My understanding of requirement from database applications is they want to create a large shared memory region for 1000s
of processes. This region can have file-backed pages or not. One of the processes can be the control process that serves
as gatekeeper to various parts of this shared region. This process can open up write access to a part of shared region
(which can span thousands of pages), populate/update data and then close down write access to this region. Any other
process that tries to write to this region at this time can get a signal and choose to handle it or simply be killed.

Got it.

All the gatekeper process wants to do is close access to shared region at any time without having to coordinate that
with 1000s of processes and let other processes deal with access having been closed. With this requirement, what
database applications has found to be effective is to use mprotect() to apply protection to the part of shared region
and then have it propagate across everyone attempting to access that region. Using currently available mechanism, that
meant sending messages to every process to apply the same mprotect() bits to their own PTEs and honor gatekeeper

Yes, mprotect() over multiple processes is indeed stupid. It's also the 
same one currently has to do with uffd-wp: each process has to protect 
the pages in their own page tables.

request. With shared PTEs, opted into explicitly, protection bits for all processes change at the same time with no
additional action required by 1000s of processes. That helps performance very significantly.

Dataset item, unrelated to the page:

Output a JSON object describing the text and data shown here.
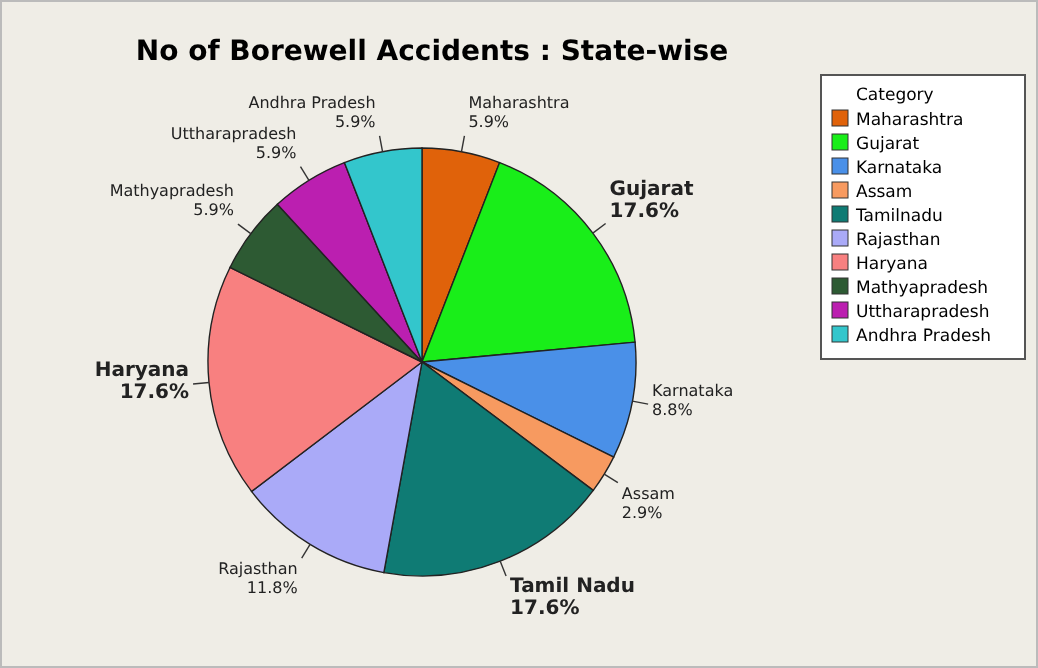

The second big win here is in memory saved that would have been used by PTEs in all the processes. The memory saved this
way literally takes a system from being completely infeasible to a system with room to spare (referring to the case I
had described in my original mail where we needed more memory to store PTEs than installed on the system).

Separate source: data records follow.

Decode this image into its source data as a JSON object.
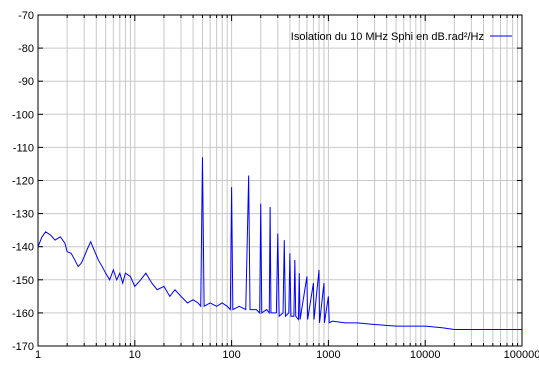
{
  "chart_data": {
    "type": "line",
    "title": "",
    "xlabel": "",
    "ylabel": "",
    "x_scale": "log",
    "xlim": [
      1,
      100000
    ],
    "ylim": [
      -170,
      -70
    ],
    "grid": true,
    "legend_position": "top-right",
    "x_ticks": [
      "1",
      "10",
      "100",
      "1000",
      "10000",
      "100000"
    ],
    "y_ticks": [
      "-70",
      "-80",
      "-90",
      "-100",
      "-110",
      "-120",
      "-130",
      "-140",
      "-150",
      "-160",
      "-170"
    ],
    "series": [
      {
        "name": "Isolation du 10 MHz Sphi en dB.rad²/Hz",
        "color": "#0000ff",
        "points": [
          [
            1.0,
            -140
          ],
          [
            1.1,
            -137
          ],
          [
            1.2,
            -135.5
          ],
          [
            1.35,
            -136.5
          ],
          [
            1.5,
            -138
          ],
          [
            1.7,
            -137
          ],
          [
            1.9,
            -139
          ],
          [
            2.0,
            -141.5
          ],
          [
            2.2,
            -142
          ],
          [
            2.4,
            -144
          ],
          [
            2.6,
            -146
          ],
          [
            2.8,
            -145
          ],
          [
            3.0,
            -143
          ],
          [
            3.2,
            -141
          ],
          [
            3.5,
            -138.5
          ],
          [
            3.8,
            -141
          ],
          [
            4.2,
            -144
          ],
          [
            4.6,
            -146
          ],
          [
            5.0,
            -148
          ],
          [
            5.5,
            -150
          ],
          [
            6.0,
            -147
          ],
          [
            6.5,
            -150
          ],
          [
            7.0,
            -148
          ],
          [
            7.5,
            -151
          ],
          [
            8.0,
            -148
          ],
          [
            9.0,
            -149
          ],
          [
            10.0,
            -152
          ],
          [
            11.5,
            -150
          ],
          [
            13.0,
            -148
          ],
          [
            15.0,
            -151
          ],
          [
            17.0,
            -153
          ],
          [
            20.0,
            -152
          ],
          [
            23.0,
            -155
          ],
          [
            26.0,
            -153
          ],
          [
            30.0,
            -155
          ],
          [
            35.0,
            -157
          ],
          [
            40.0,
            -156
          ],
          [
            45.0,
            -157
          ],
          [
            48.0,
            -158
          ],
          [
            50.0,
            -113
          ],
          [
            52.0,
            -158
          ],
          [
            60.0,
            -157
          ],
          [
            70.0,
            -158
          ],
          [
            80.0,
            -157
          ],
          [
            90.0,
            -158
          ],
          [
            97.0,
            -159
          ],
          [
            100.0,
            -122
          ],
          [
            103.0,
            -159
          ],
          [
            120.0,
            -158
          ],
          [
            140.0,
            -159
          ],
          [
            150.0,
            -118.5
          ],
          [
            155.0,
            -159
          ],
          [
            180.0,
            -159
          ],
          [
            195.0,
            -160
          ],
          [
            200.0,
            -127
          ],
          [
            205.0,
            -160
          ],
          [
            230.0,
            -159
          ],
          [
            245.0,
            -160
          ],
          [
            250.0,
            -128
          ],
          [
            255.0,
            -160
          ],
          [
            290.0,
            -160
          ],
          [
            300.0,
            -136
          ],
          [
            310.0,
            -161
          ],
          [
            340.0,
            -160
          ],
          [
            350.0,
            -138
          ],
          [
            360.0,
            -161
          ],
          [
            390.0,
            -160
          ],
          [
            400.0,
            -142
          ],
          [
            410.0,
            -161
          ],
          [
            440.0,
            -161
          ],
          [
            450.0,
            -144
          ],
          [
            460.0,
            -161
          ],
          [
            490.0,
            -162
          ],
          [
            500.0,
            -148
          ],
          [
            510.0,
            -162
          ],
          [
            600.0,
            -149
          ],
          [
            610.0,
            -162
          ],
          [
            700.0,
            -151
          ],
          [
            710.0,
            -162
          ],
          [
            800.0,
            -147
          ],
          [
            810.0,
            -163
          ],
          [
            900.0,
            -151
          ],
          [
            910.0,
            -163
          ],
          [
            1000.0,
            -155
          ],
          [
            1020.0,
            -163
          ],
          [
            1100.0,
            -162.5
          ],
          [
            1500.0,
            -163
          ],
          [
            2000.0,
            -163
          ],
          [
            3000.0,
            -163.5
          ],
          [
            5000.0,
            -164
          ],
          [
            7000.0,
            -164
          ],
          [
            10000.0,
            -164
          ],
          [
            15000.0,
            -164.5
          ],
          [
            20000.0,
            -165
          ],
          [
            30000.0,
            -165
          ],
          [
            50000.0,
            -165
          ],
          [
            70000.0,
            -165
          ],
          [
            100000.0,
            -165
          ]
        ]
      }
    ]
  }
}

Yes, I understood all that.

  >> instantly to all processes (there is the TLB shootdown issue but as discussed in the meeting, it can be handled). The
  >> mshare proposal implements the instant page protection change while bringing in benefits of shared page tables at the
  >> same time. So the two requirements of this feature are not separable.
  >
  > Right, and I think we should talk about the problem we are trying to solve and not a solution to the problem. Because
  > the current solution really requires sharing of page tables, which I absolutely don't like.
  >
  > It absolutely makes no sense to bring in mprotect and VMAs when wanting to catch all write accesses to a pagecache page.
  > And because we still decide to do so, we have to come up with ways of making page table sharing a user-visible feature
  > with weird VMA semantics.

We are not trying to catch write access to pagecache page here. We simply want to prevent write access to a large
multi-page memory region by all processes sharing it and do it instantly and efficiently by allowing gatekeeper to close
the gates and call it done.

Thanks for these details!

I'll have a bunch of other questions. Finding some way to discuss them 
with you in detail would be great. Will you be at LSF/MM so we can talk 
in person? Ideally, we could talk before any LSF/MM session.

--
Cheers,

David / dhildenb